Nas últimas semanas, a esquerda pequeno-burguesa tem fornecido diversos exemplos de sua política de adaptação à ideologia do imperialismo. No carnaval, a campanha de censura promovida pela direita, segundo a qual a liberdade de expressão deveria ter “limite” com base no respeito às “minorias”, tem sido ecoada pela esquerda pequeno-burguesa sem qualquer pudor. Em nome dos LGBTs, dos negros, dos índios e das mulheres, esquerda pequeno-burguesa e imperialismo estão promovendo uma ofensiva para calar todos os que sejam de seu interesse. Enquanto isso, os verdadeiros racistas, aqueles que de fato atacam diuturnamente mulheres e LGBTs, a extrema-direita ruralista e toda a escória fascista da burguesia brasileira permanecem impunes e comemoram, da varanda de seus apartamentos, a destruição sistemática da maior festa popular do país.
Outro episódio de lamentável colaboração entre o imperialismo e a esquerda pequeno-burguesa se deu entre as greves dos policiais. Os ataques da esquerdo pequeno-burguesa à greve foram exatamente os mesmos que os ataques feitos por órgãos da imprensa burguesa — como a Folha de S. Paulo —, caracterizando o movimento como um “motim” e criticando o fato de que os policiais estavam fechando o comércio. É necessário denunciar, sim, o caráter fascista das mobilizações dos policias; contudo, para isso, é preciso defender a dissolução da Polícia Militar, e não disparar ataques que, no fundo, são ataques contra o movimento grevista da classe operária. Se os operários decidem se impor à população em sua luta contra os patrões, a esquerda deveria apoiar, e não criticar moralmente o movimento.

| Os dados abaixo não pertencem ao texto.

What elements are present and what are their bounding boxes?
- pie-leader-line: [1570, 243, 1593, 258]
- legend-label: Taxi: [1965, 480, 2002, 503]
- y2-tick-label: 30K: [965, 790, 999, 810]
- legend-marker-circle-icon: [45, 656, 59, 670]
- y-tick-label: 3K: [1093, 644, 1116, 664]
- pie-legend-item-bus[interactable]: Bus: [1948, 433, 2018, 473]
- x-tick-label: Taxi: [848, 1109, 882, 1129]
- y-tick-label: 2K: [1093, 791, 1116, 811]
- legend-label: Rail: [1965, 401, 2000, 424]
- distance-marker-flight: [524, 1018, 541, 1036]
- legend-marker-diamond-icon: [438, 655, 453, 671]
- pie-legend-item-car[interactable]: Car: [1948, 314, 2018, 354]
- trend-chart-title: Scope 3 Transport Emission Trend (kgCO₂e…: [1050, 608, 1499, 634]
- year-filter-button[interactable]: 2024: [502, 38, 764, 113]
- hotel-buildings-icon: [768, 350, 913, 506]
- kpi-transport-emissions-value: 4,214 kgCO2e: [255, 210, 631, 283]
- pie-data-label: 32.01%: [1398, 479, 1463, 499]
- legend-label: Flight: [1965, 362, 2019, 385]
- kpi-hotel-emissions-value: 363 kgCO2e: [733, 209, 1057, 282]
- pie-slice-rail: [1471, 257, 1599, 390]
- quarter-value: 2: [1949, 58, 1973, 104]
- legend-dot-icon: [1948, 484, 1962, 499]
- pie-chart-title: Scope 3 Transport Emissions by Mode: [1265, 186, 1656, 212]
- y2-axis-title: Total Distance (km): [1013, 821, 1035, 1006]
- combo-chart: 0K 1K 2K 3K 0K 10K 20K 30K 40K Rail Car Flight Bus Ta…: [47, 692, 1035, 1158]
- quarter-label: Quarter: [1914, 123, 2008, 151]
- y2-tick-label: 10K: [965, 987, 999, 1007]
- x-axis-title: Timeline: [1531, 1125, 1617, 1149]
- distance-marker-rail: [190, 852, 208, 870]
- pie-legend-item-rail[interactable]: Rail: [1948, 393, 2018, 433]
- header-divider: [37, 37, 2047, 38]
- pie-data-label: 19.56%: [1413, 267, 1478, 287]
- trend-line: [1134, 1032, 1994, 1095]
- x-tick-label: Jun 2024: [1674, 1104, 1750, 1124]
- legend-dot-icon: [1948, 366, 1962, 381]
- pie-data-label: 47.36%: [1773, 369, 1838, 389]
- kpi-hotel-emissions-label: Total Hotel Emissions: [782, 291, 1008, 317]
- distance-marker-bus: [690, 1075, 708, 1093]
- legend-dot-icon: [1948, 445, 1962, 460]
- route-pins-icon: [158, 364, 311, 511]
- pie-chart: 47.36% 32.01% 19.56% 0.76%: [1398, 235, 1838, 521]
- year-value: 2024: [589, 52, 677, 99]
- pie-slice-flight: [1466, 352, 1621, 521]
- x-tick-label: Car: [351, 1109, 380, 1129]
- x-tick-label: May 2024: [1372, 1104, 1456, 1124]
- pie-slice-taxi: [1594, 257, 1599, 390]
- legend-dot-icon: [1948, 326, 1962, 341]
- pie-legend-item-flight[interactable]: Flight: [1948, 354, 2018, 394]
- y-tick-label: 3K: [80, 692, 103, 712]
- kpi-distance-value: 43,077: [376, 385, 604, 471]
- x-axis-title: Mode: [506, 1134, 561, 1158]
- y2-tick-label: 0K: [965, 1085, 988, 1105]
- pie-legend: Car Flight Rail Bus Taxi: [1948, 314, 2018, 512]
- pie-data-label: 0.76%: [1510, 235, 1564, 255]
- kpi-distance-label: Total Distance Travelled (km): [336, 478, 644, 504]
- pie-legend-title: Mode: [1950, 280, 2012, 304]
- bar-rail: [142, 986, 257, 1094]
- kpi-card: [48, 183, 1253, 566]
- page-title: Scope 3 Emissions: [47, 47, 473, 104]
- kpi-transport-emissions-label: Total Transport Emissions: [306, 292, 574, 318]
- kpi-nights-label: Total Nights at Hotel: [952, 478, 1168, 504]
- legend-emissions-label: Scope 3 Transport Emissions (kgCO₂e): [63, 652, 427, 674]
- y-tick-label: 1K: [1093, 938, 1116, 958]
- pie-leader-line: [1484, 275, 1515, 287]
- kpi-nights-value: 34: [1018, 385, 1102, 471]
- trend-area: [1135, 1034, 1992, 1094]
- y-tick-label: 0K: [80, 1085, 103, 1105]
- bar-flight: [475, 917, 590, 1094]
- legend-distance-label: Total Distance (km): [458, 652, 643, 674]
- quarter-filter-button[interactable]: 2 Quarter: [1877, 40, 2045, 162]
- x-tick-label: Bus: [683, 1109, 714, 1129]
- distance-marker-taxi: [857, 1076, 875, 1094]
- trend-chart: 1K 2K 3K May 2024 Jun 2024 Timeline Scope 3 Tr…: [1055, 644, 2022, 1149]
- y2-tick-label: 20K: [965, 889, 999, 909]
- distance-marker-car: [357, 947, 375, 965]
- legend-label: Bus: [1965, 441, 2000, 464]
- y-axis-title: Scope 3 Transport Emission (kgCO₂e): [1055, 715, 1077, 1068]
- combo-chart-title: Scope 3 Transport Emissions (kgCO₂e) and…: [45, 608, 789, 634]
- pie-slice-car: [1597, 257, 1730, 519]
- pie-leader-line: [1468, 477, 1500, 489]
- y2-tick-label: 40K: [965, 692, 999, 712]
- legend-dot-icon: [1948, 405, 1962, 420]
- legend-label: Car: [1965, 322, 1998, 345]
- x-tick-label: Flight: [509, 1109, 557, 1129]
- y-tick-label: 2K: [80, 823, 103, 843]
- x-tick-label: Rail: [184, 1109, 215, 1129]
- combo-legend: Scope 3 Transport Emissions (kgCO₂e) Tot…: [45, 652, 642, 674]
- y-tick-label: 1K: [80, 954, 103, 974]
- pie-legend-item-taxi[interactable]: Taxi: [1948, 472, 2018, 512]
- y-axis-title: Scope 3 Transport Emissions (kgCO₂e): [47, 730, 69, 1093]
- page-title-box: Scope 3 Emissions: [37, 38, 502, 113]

No fim das contas, a esquerda pequeno-burguesa, ao ter essa postura alinhada ao imperialismo, acaba atacando o povo, e não seus algozes. E ataca sob um ponto de vista moral, não um ponto de vista classista: ataca porque o povo não se comporta da forma ordeira como a pequeno-burguesia gostaria. Ao adotar esse tipo de política, no entanto, a esquerda pequeno-burguesa só conseguirá se distanciar ainda mais das massas.